Callaghan talks about the diverse array of students: ‘A large proportion of the college’s students are on a full scholarship, funded by benefactors from around the world,’ whereas others are simply ‘enormously privileged’. ‘The thing about Atlantic College is that it forces you to get very used to being around, and getting along with, people who are nothing like you.’

In 1925, the castle – that has been occupied since the Iron Age – was snapped up by William Randolph Hearst, the American newspaper tycoon.

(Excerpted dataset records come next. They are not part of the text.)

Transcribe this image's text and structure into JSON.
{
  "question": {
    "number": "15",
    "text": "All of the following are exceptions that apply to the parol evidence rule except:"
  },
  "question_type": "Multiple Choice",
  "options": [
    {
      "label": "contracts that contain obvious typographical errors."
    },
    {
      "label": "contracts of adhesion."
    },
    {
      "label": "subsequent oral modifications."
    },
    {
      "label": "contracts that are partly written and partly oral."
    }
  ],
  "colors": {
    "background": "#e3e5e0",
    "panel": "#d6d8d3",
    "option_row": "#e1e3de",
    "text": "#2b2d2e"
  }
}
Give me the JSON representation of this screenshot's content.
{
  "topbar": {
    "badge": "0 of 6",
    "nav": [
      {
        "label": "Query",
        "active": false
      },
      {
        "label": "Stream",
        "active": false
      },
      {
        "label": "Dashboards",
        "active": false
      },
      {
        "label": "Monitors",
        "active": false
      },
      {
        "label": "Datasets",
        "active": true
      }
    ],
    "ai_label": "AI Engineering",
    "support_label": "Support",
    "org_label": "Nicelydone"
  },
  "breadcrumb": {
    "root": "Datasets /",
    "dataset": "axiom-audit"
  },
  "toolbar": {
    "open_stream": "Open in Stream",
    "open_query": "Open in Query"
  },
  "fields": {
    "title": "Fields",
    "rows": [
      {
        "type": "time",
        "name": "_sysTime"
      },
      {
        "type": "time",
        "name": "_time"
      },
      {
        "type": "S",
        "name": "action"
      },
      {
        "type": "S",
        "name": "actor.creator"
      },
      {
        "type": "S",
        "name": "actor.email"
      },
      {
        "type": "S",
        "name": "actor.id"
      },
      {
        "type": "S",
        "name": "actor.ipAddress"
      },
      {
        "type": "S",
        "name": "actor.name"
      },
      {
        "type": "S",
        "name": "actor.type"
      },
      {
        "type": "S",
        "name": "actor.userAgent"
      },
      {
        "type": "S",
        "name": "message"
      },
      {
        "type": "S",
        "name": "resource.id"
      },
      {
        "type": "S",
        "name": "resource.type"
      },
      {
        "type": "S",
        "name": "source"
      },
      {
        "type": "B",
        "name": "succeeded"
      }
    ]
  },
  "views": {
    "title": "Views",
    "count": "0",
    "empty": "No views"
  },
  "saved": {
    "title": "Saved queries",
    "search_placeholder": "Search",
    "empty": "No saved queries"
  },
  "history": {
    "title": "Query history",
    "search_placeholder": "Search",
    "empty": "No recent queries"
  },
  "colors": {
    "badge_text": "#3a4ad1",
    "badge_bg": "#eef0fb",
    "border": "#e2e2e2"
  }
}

The purchase provoked a Telegraph article entitled ‘Hollywood’s hunger for turrets’. The press baron sought a spot fit for he and his mistress’s European vacations with a run of illustrious guests that spanned Winston Churchill to a young John F Kennedy and an elderly George Bernard Shaw, who allegedly said that St Donat’s is ‘what God would have built if he had the money’.

PRINCESS LEONOR OF ASTURIAS, THE DAUGHTER OF KING FELIPE AND QUEEN SOFIA OF SPAIN

Queen Letizia and King Felipe of Spain’s eldest daughter, Princess Leonor; and King Willem-Alexander and Queen Máxima of The Netherlands’ middle daughter, Princess Alexia, will by no means be the first royals to attend the school as a boarder when they begin this academic year. Princess Elisabeth of Belgium is a recent graduate and alumni include Dutch King Willem-Alexander, now 54, and Crown Princess Raiyah of Jordan, who is clearly very academically driven – now 35, she is studying towards a PhD in the Department of Asian Languages and Cultures at the University of California. In July last year, Princess Raiyah married British journalist Ted Donovan, the grandson of Roald Dahl.

ATLANTIC COLLEGE AT ST DONAT’S CASTLE, C. 1960

The college opened in 1962, after it was bought by Antonin Besse II and following the death of Hearst, and the idea to turn it into a college drawn from a wide range of nationalities, was the plan of Kurt Hahn (who founded Gordonstoun, Prince Charles’s alma mater). The school is flourishing and its fiftieth anniversary was marked with a visit from Queen Noor of Jordan, the mother of Princess Raiyah.

Her Majesty the Queen is the president of the college – a role previously held by Nelson Mandela until his death – and as the children disperse for summer it morphs into the Beyond the Border Storytelling festival (which was sadly postponed in 2020, moving many of its activities online). The festival is a celebration of international storytellers from Egypt, Italy, Iraq and the Republic of Georgia, to name but a few. During and out of term time, St Donat’s Castle remains a melting pot of nationalities, eccentrics and, as Callaghan best explains, ‘the ethos is, broadly, that people from all over the world can get along if you shove them together in a castle.’